The smell of lilies reached me first, and then Vanessa’s sweet Corambin voice. “Kay? Are you all right, darling?”
“Don’t call me that,” I said, the words grating in my throat.
“Fine. Are you all right, bonehead?”
She surprised me into laughter. “I am well, I thank you.”
“Good,” she said briskly. “Then let’s get going. I want to reach Isser Chase before full dark.”
“Yes’m,” said Springett and Woodlock, and I was gathered up with the rest of the impedimenta in Vanessa
’s wake.
Felix
I’m standing in the courtyard of St. Crellifer’s. The doors stand open, and madness is flowing out, dark and corrosive and cruel. Like the Sim. A dead madwoman is standing beside me; her blood is a halo around her head. I don’t know why I’m here—don’t know if I’m dreaming or if this is true.
Watch, says the dead madwoman and points.
And I look up, up past the barred and glaring windows to the roof, where someone has climbed onto the parapet and is standing, peering down. At this distance, I can’t make out his features, but I know who it is.
I remember Mildmay telling me once that all the buildings in the Lower City have roof-access doors. Along of fire, he’d said and given me one of his solemn sidelong looks that said he knew I knew exactly what he meant. I’d never found that door, but then when I had been in St. Crellifer’s, I hadn’t known Mildmay.

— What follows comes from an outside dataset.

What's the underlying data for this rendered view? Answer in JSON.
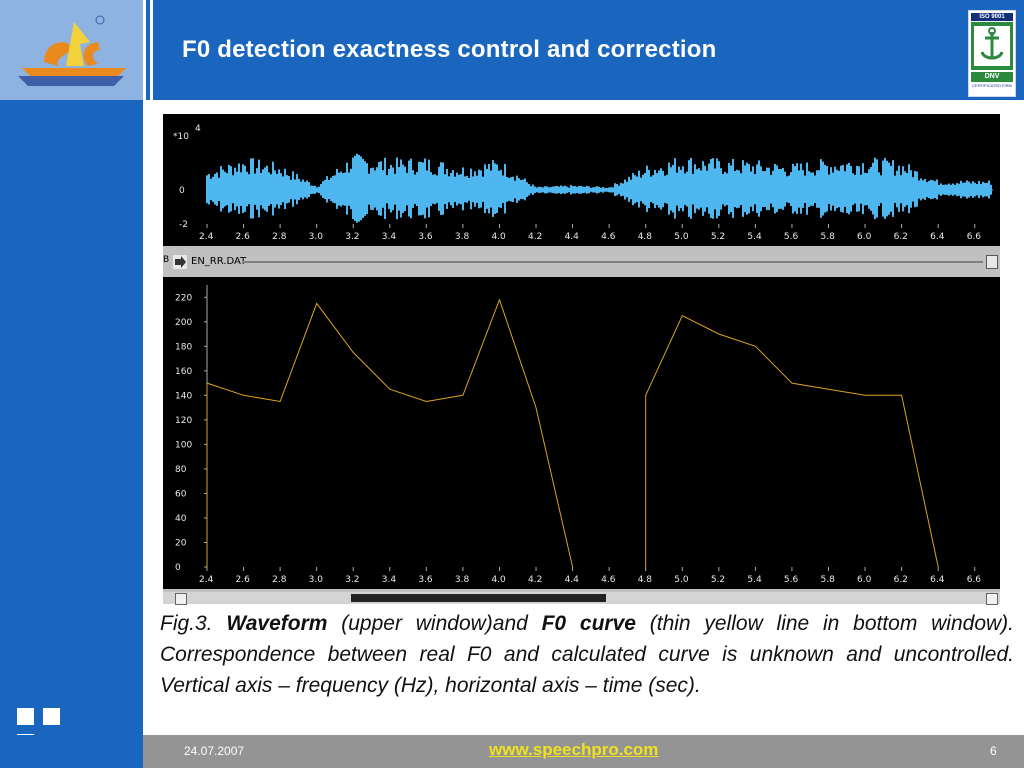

Then this is a dream. I should be relieved, but I can’t feel it.
What is he doing? I ask.
Learning to fly.
I remember St. Crellifer’s. It has three storeys and its steep-pitched attics. I don’t know if the drop alone would be enough to kill anyone, but when he jumps—and he does jump, deliberately and hard—he jumps head-first. The sound of his head hitting the paving stones is sharp and thick, and blood and bone and other things spread across the pavement like flowers.
Or wings.
The dead madwoman touches two bloody fingertips to my forehead and smiles the smile of a saint. He can fly now, she says, and I wake up.
Mildmay
Martedy I couldn’t go read to Mr. Brightmore along of him being off meeting Mrs. Pallister’s family, and if I’ve ever seen a guy who would rather’ve cut his own head off with a butter knife, Mr. Brightmore was that guy.
I was reading the paper to Felix while he ate breakfast, something about a way to make the mines in the eastern mountains safer by using magic to detect bad air earlier, and he just sat there looking sourer and sourer, and I finally said, “What? You got something against mining?”